Tavaf alanı (metaf) sakin ise Beytullah’ı okşayarak, Rükn-ü Yemânî köşesini öperek bire bir temas ile tıpkı bir gezegen gibi dön dönebildiğin kadar…

Bu konuda biraz daha ileri gidip şöyle bir teklif yapabilirim; Tavaf esnasında ne okuyacağım diye kaygıya kapılma dilersen yüce Yaratanı dillendiren bir türkü veya ilahî’yi seslendir…

Yapmacık, kurgulu bir metinden daha sahici ve etkilidir…

Kurşun asker pozisyonuna dönüştürülüp, huzur ve huşû’nun olmadığı bir yakarıştan ne fayda gelir…

Tavaf esnasında belki naz makamında, sonsuz şükürlerini arz eden misafiri, ev sahibi ile baş başa bırakalım… Belirttiğimiz gibi, dua da ilk kural gizli ve içtenlikle olmasıdır…

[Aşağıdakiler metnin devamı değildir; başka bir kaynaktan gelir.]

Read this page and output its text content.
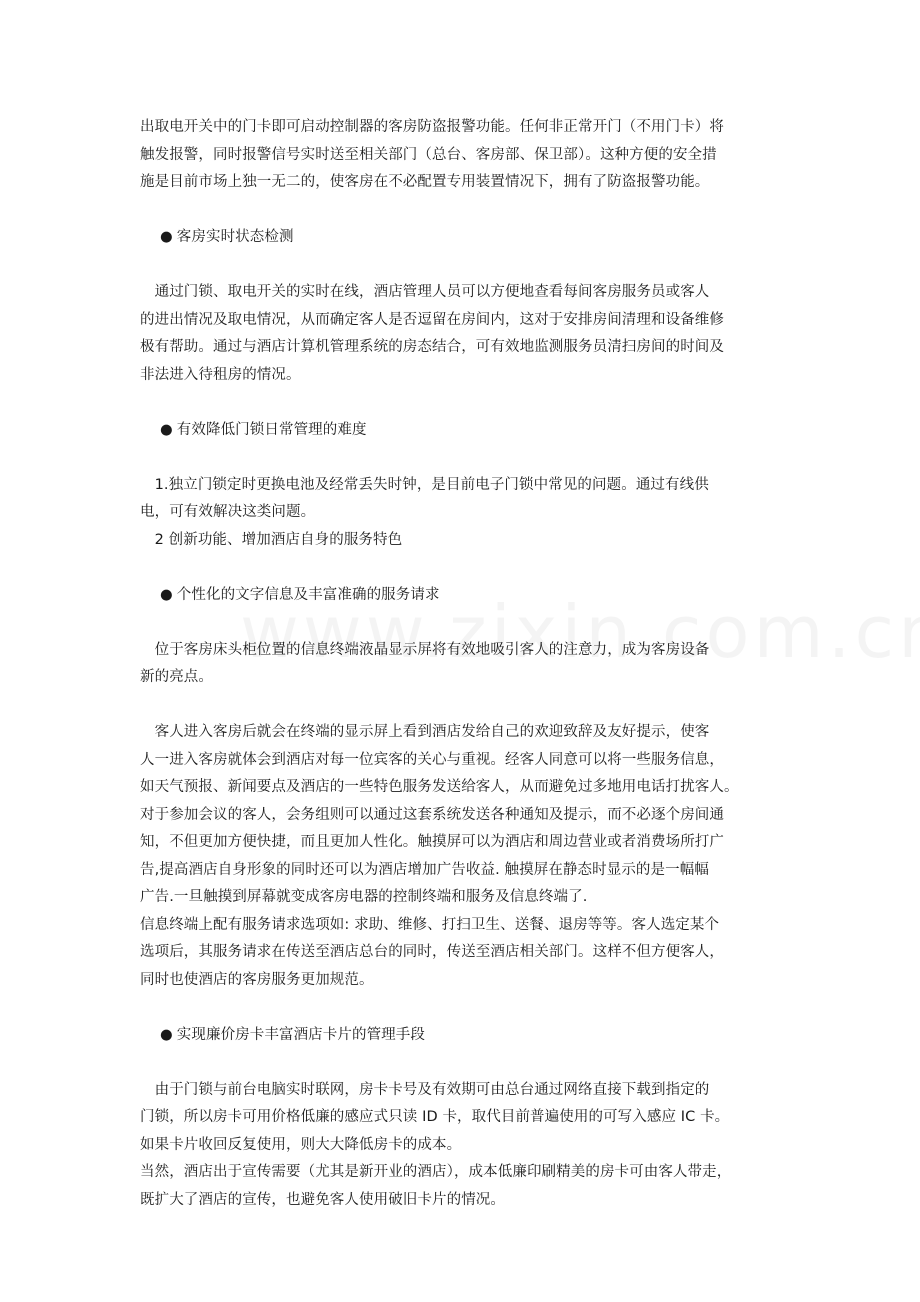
出取电开关中的门卡即可启动控制器的客房防盗报警功能。任何非正常开门（不用门卡）将
触发报警，同时报警信号实时送至相关部门（总台、客房部、保卫部）。这种方便的安全措
施是目前市场上独一无二的，使客房在不必配置专用装置情况下，拥有了防盗报警功能。
● 客房实时状态检测
　通过门锁、取电开关的实时在线，酒店管理人员可以方便地查看每间客房服务员或客人
的进出情况及取电情况，从而确定客人是否逗留在房间内，这对于安排房间清理和设备维修
极有帮助。通过与酒店计算机管理系统的房态结合，可有效地监测服务员清扫房间的时间及
非法进入待租房的情况。
● 有效降低门锁日常管理的难度
　1.独立门锁定时更换电池及经常丢失时钟，是目前电子门锁中常见的问题。通过有线供
电，可有效解决这类问题。
　2 创新功能、增加酒店自身的服务特色
● 个性化的文字信息及丰富准确的服务请求
　位于客房床头柜位置的信息终端液晶显示屏将有效地吸引客人的注意力，成为客房设备
新的亮点。
　客人进入客房后就会在终端的显示屏上看到酒店发给自己的欢迎致辞及友好提示，使客
人一进入客房就体会到酒店对每一位宾客的关心与重视。经客人同意可以将一些服务信息，
如天气预报、新闻要点及酒店的一些特色服务发送给客人，从而避免过多地用电话打扰客人。
对于参加会议的客人，会务组则可以通过这套系统发送各种通知及提示，而不必逐个房间通
知，不但更加方便快捷，而且更加人性化。触摸屏可以为酒店和周边营业或者消费场所打广
告,提高酒店自身形象的同时还可以为酒店增加广告收益. 触摸屏在静态时显示的是一幅幅
广告.一旦触摸到屏幕就变成客房电器的控制终端和服务及信息终端了.
信息终端上配有服务请求选项如: 求助、维修、打扫卫生、送餐、退房等等。客人选定某个
选项后，其服务请求在传送至酒店总台的同时，传送至酒店相关部门。这样不但方便客人，
同时也使酒店的客房服务更加规范。
● 实现廉价房卡丰富酒店卡片的管理手段
　由于门锁与前台电脑实时联网，房卡卡号及有效期可由总台通过网络直接下载到指定的
门锁，所以房卡可用价格低廉的感应式只读 ID 卡，取代目前普遍使用的可写入感应 IC 卡。
如果卡片收回反复使用，则大大降低房卡的成本。
当然，酒店出于宣传需要（尤其是新开业的酒店），成本低廉印刷精美的房卡可由客人带走，
既扩大了酒店的宣传，也避免客人使用破旧卡片的情况。
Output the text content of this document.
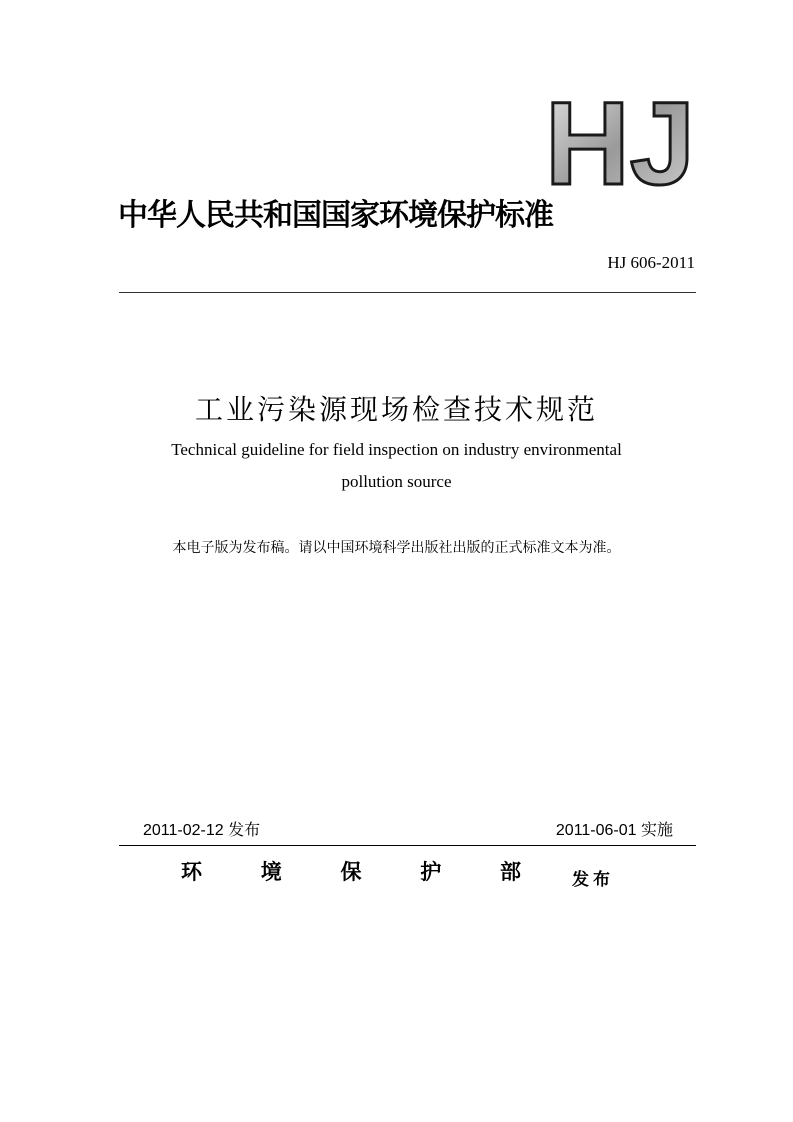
HJ
中华人民共和国国家环境保护标准
HJ 606-2011
工业污染源现场检查技术规范
Technical guideline for field inspection on industry environmental
pollution source
本电子版为发布稿。请以中国环境科学出版社出版的正式标准文本为准。
2011-02-12 发布	2011-06-01 实施
环	境	保	护	部	发布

Bu tavsıyeler elli yaş altı misafirler için geçerlidir. Yaşlı misafirlerin rehberleri eşliğinde tavaf etmeleri daha sağlıklıdır…

Genç nesil kendisinde âcizlik görüyor ve bir Dadı’ya ihtiyaç hissediyorsa, kendi bildiği gibi hareket etsin…

Ne diyebiliriz…

SAFA VE MERVE

“…Gerçekten Safa ve Merve Allah’ın alametlerindendir……” (Bakara-158)

Kur’an-ı Kerim de açıkca ifade buyrulan SAFA ve MERVE tepesi Allah’ın biz kullarına bahşettiği işaretlerdendir… (Şiar) Mü’min bu iki tepe arasında gelip giderken iki tepe kendisine ahirette şâhidlik edecektir…

Bu zahmetli tavaf’ın adına SAY denmiştir… Dört gidiş üç geliş’ten ibaret olan ibadet, tavaf la bire bir aynıdır... Allah’a yakınlaşmanın bir sembolüdür.

Nebî sav efendimiz Hacc yaptıklarında, Safa ve Merve tepesine gelerek “ Safa ve Merve Allah’ın alametlerindendir…Allah’ın başlattığı gibi başlayınız ..” diye emir buyurmuşlardır…Sayy bir vecibedir…SAFA ve MERVE kıyamete kadar Dinin şiar’ıalameti olarak kalacaktır…

Ayeti kerime gereği İmam Şafii ve İmam Malik, Safa ve Merve arasında gelip gitmeyi Hacc’da tavaf gibi farzlardan saymışlardır.

Hacer annemizin oğlu İsmail için sarfettiği su bulabilme çabasından çıkaracağımız ders şu olabilir:

Allah’tan bir şey istediğimiz, bir muradımız varsa, ciddi anlamda gayret göstermeli, zikir ve dua ile meşru arzumuzun gerçekleşmesini Allah’tan istemeliyiz.

Allah sevdiği kullarını bazen sıkıntıya soksa bile, sabır ve dua ile sonuç ferahlık olacaktır.

Bu nedenle Safa ve Merve Kıyamete değin el açıp, yakaran kullar için, yoktan var edilen suyun ibretlik hikayesi olarak kalacaktır.